One day a man goes to a pet shop to buy a parrot. The assistant takes the man to the parrot section and asks the man to choose one. The man asks, ''How much is the yellow one?''
The assistant says, ''$2000.'' The man is shocked and asks the assistant why it's so expensive. The assistant explains, ''This parrot is a very special one. He knows typewriting and can type really fast.''
''What about the green one?'' the man asks.
The assistant says, ''He costs $5000 because he knows typewriting and can answer incoming telephone calls and takes notes.''
''What about the red one?'' the man asks.
The assistant says, ''That one's $10,000.''
The man says, ''What does HE do?''
The assistant says, ''I don't know, but the other two call him boss.''

Free beer

A man walks into a a bar, drinks a couple of beers, and prepares to leave. The bartender tells him he owes $8.

"But I already paid you. Don't you remember?" says the customer.

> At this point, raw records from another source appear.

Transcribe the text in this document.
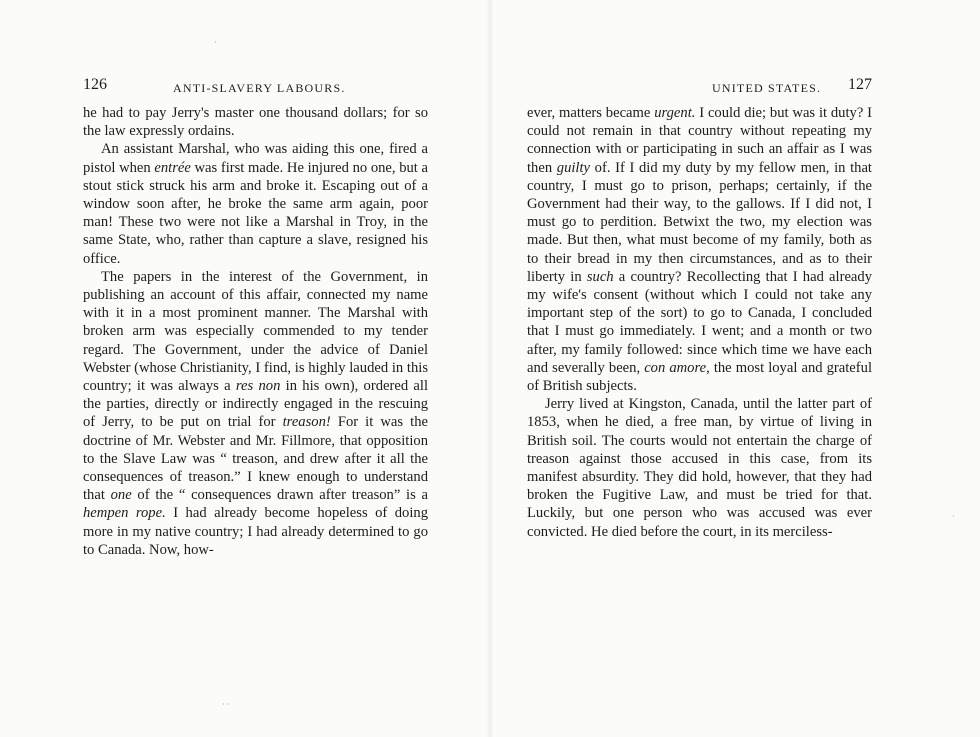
·
·
· ·
126	ANTI-SLAVERY LABOURS.

he had to pay Jerry's master one thousand dollars; for so the law expressly ordains.

An assistant Marshal, who was aiding this one, fired a pistol when entrée was first made. He injured no one, but a stout stick struck his arm and broke it. Escaping out of a window soon after, he broke the same arm again, poor man! These two were not like a Marshal in Troy, in the same State, who, rather than capture a slave, resigned his office.

The papers in the interest of the Government, in publishing an account of this affair, connected my name with it in a most prominent manner. The Marshal with broken arm was especially commended to my tender regard. The Government, under the advice of Daniel Webster (whose Christianity, I find, is highly lauded in this country; it was always a res non in his own), ordered all the parties, directly or indirectly engaged in the rescuing of Jerry, to be put on trial for treason! For it was the doctrine of Mr. Webster and Mr. Fillmore, that opposition to the Slave Law was “ treason, and drew after it all the consequences of treason.” I knew enough to understand that one of the “ consequences drawn after treason” is a hempen rope. I had already become hopeless of doing more in my native country; I had already determined to go to Canada. Now, how-

UNITED STATES. 127

ever, matters became urgent. I could die; but was it duty? I could not remain in that country without repeating my connection with or participating in such an affair as I was then guilty of. If I did my duty by my fellow men, in that country, I must go to prison, perhaps; certainly, if the Government had their way, to the gallows. If I did not, I must go to perdition. Betwixt the two, my election was made. But then, what must become of my family, both as to their bread in my then circumstances, and as to their liberty in such a country? Recollecting that I had already my wife's consent (without which I could not take any important step of the sort) to go to Canada, I concluded that I must go immediately. I went; and a month or two after, my family followed: since which time we have each and severally been, con amore, the most loyal and grateful of British subjects.

Jerry lived at Kingston, Canada, until the latter part of 1853, when he died, a free man, by virtue of living in British soil. The courts would not entertain the charge of treason against those accused in this case, from its manifest absurdity. They did hold, however, that they had broken the Fugitive Law, and must be tried for that. Luckily, but one person who was accused was ever convicted. He died before the court, in its merciless-
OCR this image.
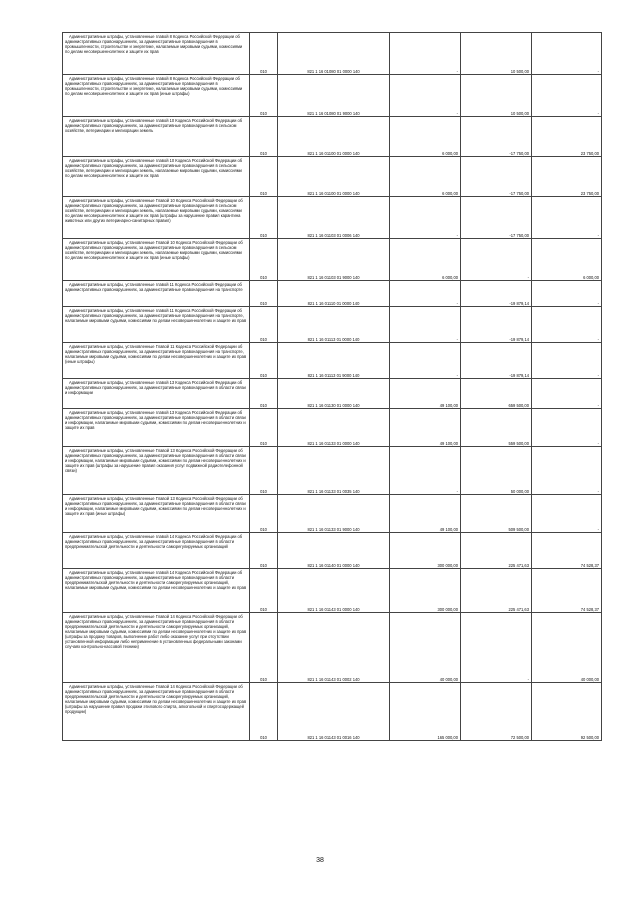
Административные штрафы, установленные главой 8 Кодекса Российской Федерации об административных правонарушениях, за административные правонарушения в промышленности, строительстве и энергетике, налагаемые мировыми судьями, комиссиями по делам несовершеннолетних и защите их прав	010	821 1 16 01080 01 0000 140	-	10 500,00	-
Административные штрафы, установленные главой 8 Кодекса Российской Федерации об административных правонарушениях, за административные правонарушения в промышленности, строительстве и энергетике, налагаемые мировыми судьями, комиссиями по делам несовершеннолетних и защите их прав (иные штрафы)	010	821 1 16 01080 01 9000 140	-	10 500,00	-
Административные штрафы, установленные главой 10 Кодекса Российской Федерации об административных правонарушениях, за административные правонарушения в сельском хозяйстве, ветеринарии и мелиорации земель	010	821 1 16 01100 01 0000 140	6 000,00	-17 750,00	23 750,00
Административные штрафы, установленные главой 10 Кодекса Российской Федерации об административных правонарушениях, за административные правонарушения в сельском хозяйстве, ветеринарии и мелиорации земель, налагаемые мировыми судьями, комиссиями по делам несовершеннолетних и защите их прав	010	821 1 16 01100 01 0000 140	6 000,00	-17 750,00	23 750,00
Административные штрафы, установленные Главой 10 Кодекса Российской Федерации об административных правонарушениях, за административные правонарушения в сельском хозяйстве, ветеринарии и мелиорации земель, налагаемые мировыми судьями, комиссиями по делам несовершеннолетних и защите их прав (штрафы за нарушение правил карантина животных или других ветеринарно-санитарных правил)	010	821 1 16 01103 01 0006 140	-	-17 750,00	-
Административные штрафы, установленные Главой 10 Кодекса Российской Федерации об административных правонарушениях, за административные правонарушения в сельском хозяйстве, ветеринарии и мелиорации земель, налагаемые мировыми судьями, комиссиями по делам несовершеннолетних и защите их прав (иные штрафы)	010	821 1 16 01103 01 9000 140	6 000,00	-	6 000,00
Административные штрафы, установленные главой 11 Кодекса Российской Федерации об административных правонарушениях, за административные правонарушения на транспорте	010	821 1 16 01110 01 0000 140	-	-19 879,14	-
Административные штрафы, установленные главой 11 Кодекса Российской Федерации об административных правонарушениях, за административные правонарушения на транспорте, налагаемые мировыми судьями, комиссиями по делам несовершеннолетних и защите их прав	010	821 1 16 01113 01 0000 140	-	-19 879,14	-
Административные штрафы, установленные Главой 11 Кодекса Российской Федерации об административных правонарушениях, за административные правонарушения на транспорте, налагаемые мировыми судьями, комиссиями по делам несовершеннолетних и защите их прав (иные штрафы)	010	821 1 16 01113 01 9000 140	-	-19 879,14	-
Административные штрафы, установленные главой 13 Кодекса Российской Федерации об административных правонарушениях, за административные правонарушения в области связи и информации	010	821 1 16 01130 01 0000 140	49 100,00	659 500,00	-
Административные штрафы, установленные главой 13 Кодекса Российской Федерации об административных правонарушениях, за административные правонарушения в области связи и информации, налагаемые мировыми судьями, комиссиями по делам несовершеннолетних и защите их прав	010	821 1 16 01133 01 0000 140	49 100,00	559 500,00	-
Административные штрафы, установленные Главой 13 Кодекса Российской Федерации об административных правонарушениях, за административные правонарушения в области связи и информации, налагаемые мировыми судьями, комиссиями по делам несовершеннолетних и защите их прав (штрафы за нарушение правил оказания услуг подвижной радиотелефонной связи)	010	821 1 16 01133 01 0035 140	-	50 000,00	-
Административные штрафы, установленные Главой 13 Кодекса Российской Федерации об административных правонарушениях, за административные правонарушения в области связи и информации, налагаемые мировыми судьями, комиссиями по делам несовершеннолетних и защите их прав (иные штрафы)	010	821 1 16 01133 01 9000 140	49 100,00	509 500,00	-
Административные штрафы, установленные главой 14 Кодекса Российской Федерации об административных правонарушениях, за административные правонарушения в области предпринимательской деятельности и деятельности саморегулируемых организаций	010	821 1 16 01140 01 0000 140	300 000,00	225 471,63	74 528,37
Административные штрафы, установленные главой 14 Кодекса Российской Федерации об административных правонарушениях, за административные правонарушения в области предпринимательской деятельности и деятельности саморегулируемых организаций, налагаемые мировыми судьями, комиссиями по делам несовершеннолетних и защите их прав	010	821 1 16 01143 01 0000 140	300 000,00	225 471,63	74 528,37
Административные штрафы, установленные Главой 14 Кодекса Российской Федерации об административных правонарушениях, за административные правонарушения в области предпринимательской деятельности и деятельности саморегулируемых организаций, налагаемые мировыми судьями, комиссиями по делам несовершеннолетних и защите их прав (штрафы за продажу товаров, выполнение работ либо оказание услуг при отсутствии установленной информации либо неприменение в установленных федеральными законами случаях контрольно-кассовой техники)	010	821 1 16 01143 01 0002 140	40 000,00	-	40 000,00
Административные штрафы, установленные Главой 14 Кодекса Российской Федерации об административных правонарушениях, за административные правонарушения в области предпринимательской деятельности и деятельности саморегулируемых организаций, налагаемые мировыми судьями, комиссиями по делам несовершеннолетних и защите их прав (штрафы за нарушение правил продажи этилового спирта, алкогольной и спиртосодержащей продукции)	010	821 1 16 01143 01 0016 140	165 000,00	72 500,00	92 500,00
38
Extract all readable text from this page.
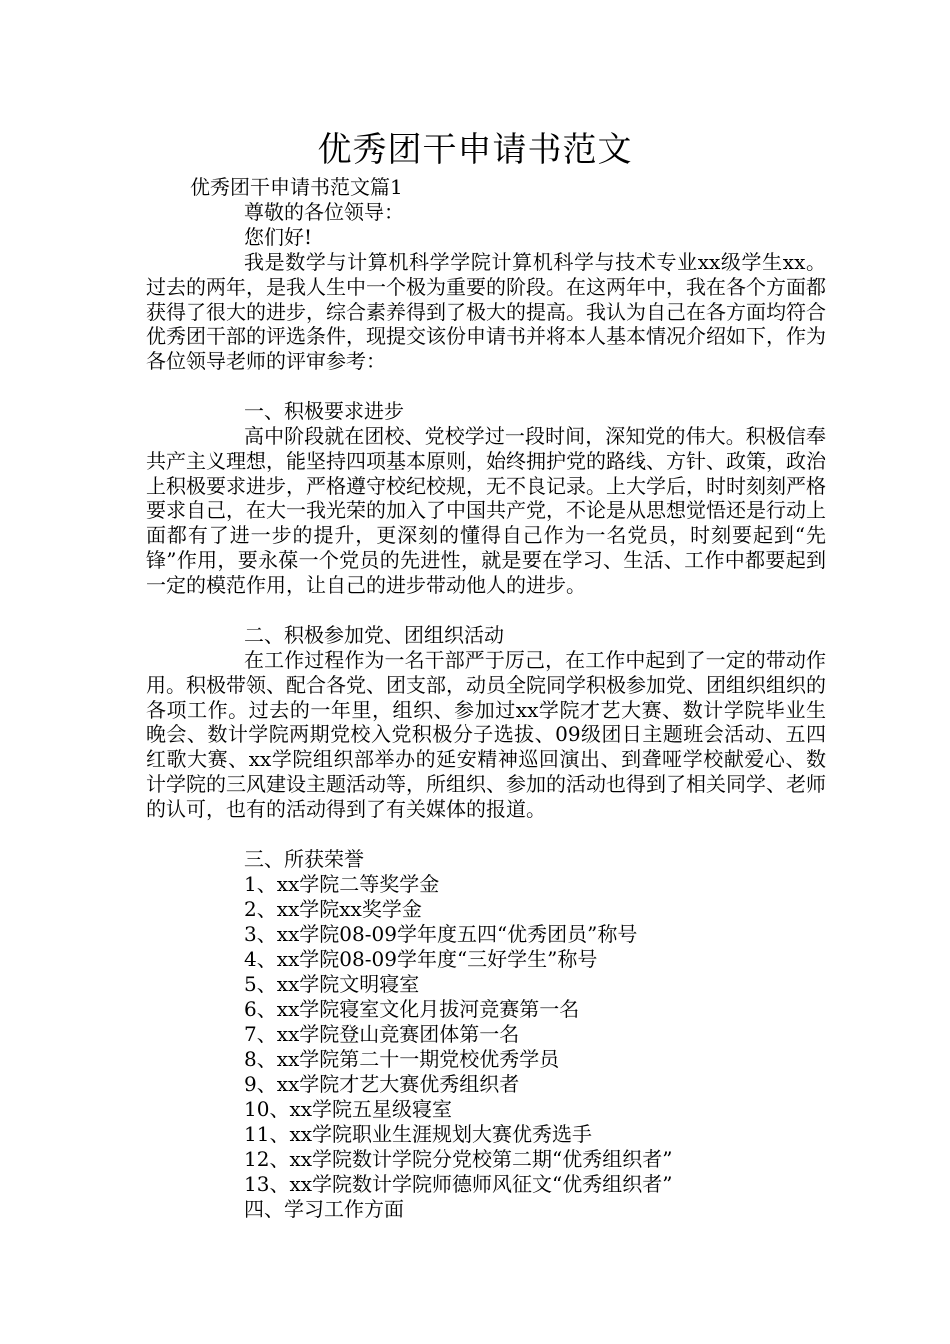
优秀团干申请书范文
优秀团干申请书范文篇1
尊敬的各位领导：
您们好!
我是数学与计算机科学学院计算机科学与技术专业xx级学生xx。过去的两年，是我人生中一个极为重要的阶段。在这两年中，我在各个方面都获得了很大的进步，综合素养得到了极大的提高。我认为自己在各方面均符合优秀团干部的评选条件，现提交该份申请书并将本人基本情况介绍如下，作为各位领导老师的评审参考：
一、积极要求进步
高中阶段就在团校、党校学过一段时间，深知党的伟大。积极信奉共产主义理想，能坚持四项基本原则，始终拥护党的路线、方针、政策，政治上积极要求进步，严格遵守校纪校规，无不良记录。上大学后，时时刻刻严格要求自己，在大一我光荣的加入了中国共产党，不论是从思想觉悟还是行动上面都有了进一步的提升，更深刻的懂得自己作为一名党员，时刻要起到“先锋”作用，要永葆一个党员的先进性，就是要在学习、生活、工作中都要起到一定的模范作用，让自己的进步带动他人的进步。
二、积极参加党、团组织活动
在工作过程作为一名干部严于厉己，在工作中起到了一定的带动作用。积极带领、配合各党、团支部，动员全院同学积极参加党、团组织组织的各项工作。过去的一年里，组织、参加过xx学院才艺大赛、数计学院毕业生晚会、数计学院两期党校入党积极分子选拔、09级团日主题班会活动、五四红歌大赛、xx学院组织部举办的延安精神巡回演出、到聋哑学校献爱心、数计学院的三风建设主题活动等，所组织、参加的活动也得到了相关同学、老师的认可，也有的活动得到了有关媒体的报道。
三、所获荣誉
1、xx学院二等奖学金
2、xx学院xx奖学金
3、xx学院08-09学年度五四“优秀团员”称号
4、xx学院08-09学年度“三好学生”称号
5、xx学院文明寝室
6、xx学院寝室文化月拔河竞赛第一名
7、xx学院登山竞赛团体第一名
8、xx学院第二十一期党校优秀学员
9、xx学院才艺大赛优秀组织者
10、xx学院五星级寝室
11、xx学院职业生涯规划大赛优秀选手
12、xx学院数计学院分党校第二期“优秀组织者”
13、xx学院数计学院师德师风征文“优秀组织者”
四、学习工作方面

"OK," says the bartender, "if you say you paid, then I suppose you did."

The man goes outside and tells the first person he sees that the bartender can't keep track of whether his customers have paid or not. The second man rushes in, orders a couple beers, and later pulls the same stunt.

The barkeep replies, "OK, if you say you paid, then I suppose you did."

The customer goes outside and tells a friend how to get free drinks. The third man hurries into the bar and begins to drink highballs.

The bartender leans over and says, "You know, a funny thing happened tonight. Two men were drinking beer, neither paid, and both claimed they had. The next guy who tries that stunt is going to get punched in the -- "

The man interrupts, "Don't bother me with your troubles, bartender. Just give me my change and I'll be on my way."